Pour Jung, le Soi correspond au divin, à l’universel et au cosmique. Il est l’autorité de sagesse en nous qu’il faudrait contacter avant de s’affranchir de l’autorité de contrôle du Surmoi. « Le Surmoi est un succédané nécessaire et inévitable de l’expérience du Soi », écrit-il. Totalement apaisé, le Soi ne se préoccupe pas des petits intérêts personnels du Moi apeuré ; il est au service de la collectivité, soucieux de préserver l’équilibre et l’harmonie qui permettent à la vie de se perpétuer.

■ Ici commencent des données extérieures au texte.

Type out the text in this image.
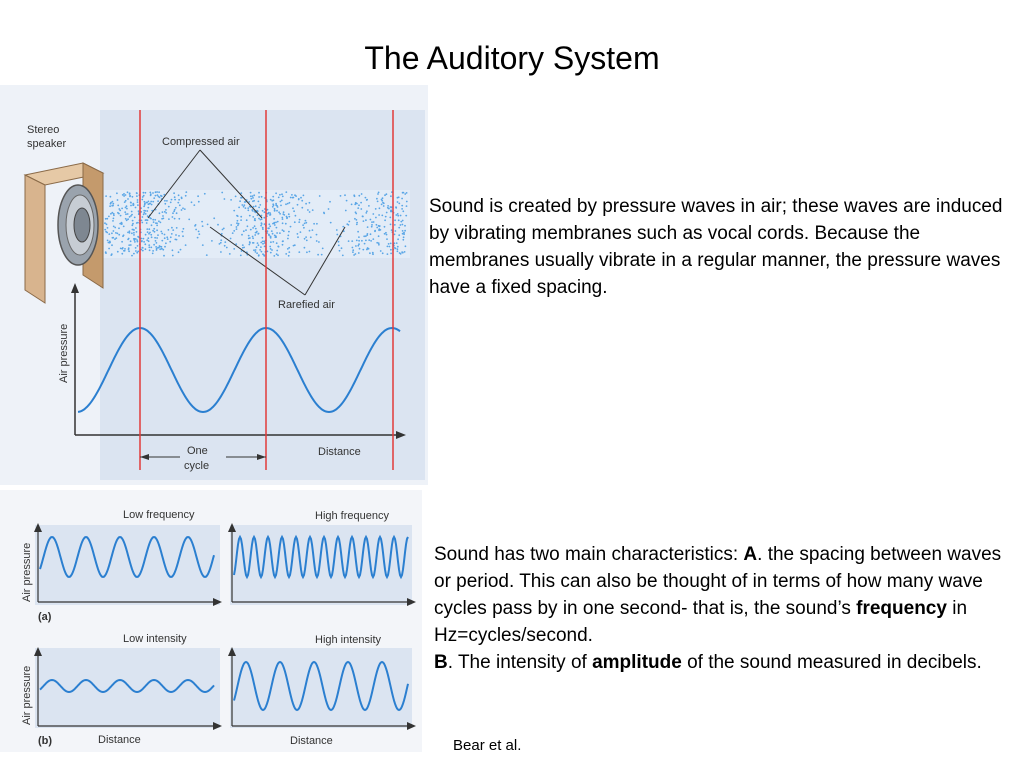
The Auditory System
Stereo
speaker	Compressed air
Rarefied air
Air pressure
Distance
One
cycle
Low frequency	High frequency
Low intensity	High intensity
Air pressure
Air pressure
(a)
(b)	Distance	Distance
Sound is created by pressure waves in air; these waves are induced by vibrating membranes such as vocal cords. Because the membranes usually vibrate in a regular manner, the pressure waves have a fixed spacing.
Sound has two main characteristics: A. the spacing between waves or period. This can also be thought of in terms of how many wave cycles pass by in one second- that is, the sound’s frequency in Hz=cycles/second.
B. The intensity of amplitude of the sound measured in decibels.
Bear et al.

C’est la raison pour laquelle, d’un point de vue sociologique, il paraît important d’aider les individus à se laisser inspirer par l’autorité intérieure du Soi avant de les encourager à se libérer du joug des autorités extérieures représentées par les préceptes moraux et religieux intériorisés dans leur Surmoi. Si ce travail d’individuation n’est pas accompli, le risque de sombrer dans le narcissime, l’individualisme et l’égoïsme est grand. Le chaos qui s’en suit peut alors favoriser l’émergence de régimes politiques collectivistes et autoritaires qui justifient leur contrôle abusif sur les individus en dénonçant les effets dévastateurs du narcissisme, de l’individualisme et de l’égoïsme. La sauvegarde des libertés individuelles paraît donc bien difficile à assurer dans une société composées de personnes (des Moi égotiques et individualistes) ; elle serait certainement plus facile à maintenir dans une société composée d’individus au sens le plus vrai du mot (des êtres connectés au Soi apaisé). On peut même se demander si la pérennité d’une démocratie n’est pas liée à la capacité de ses élites d’agir à partir de la sagesse du Soi et d’accompagner le plus grand nombre dans le processus d’individuation qui mène au Soi.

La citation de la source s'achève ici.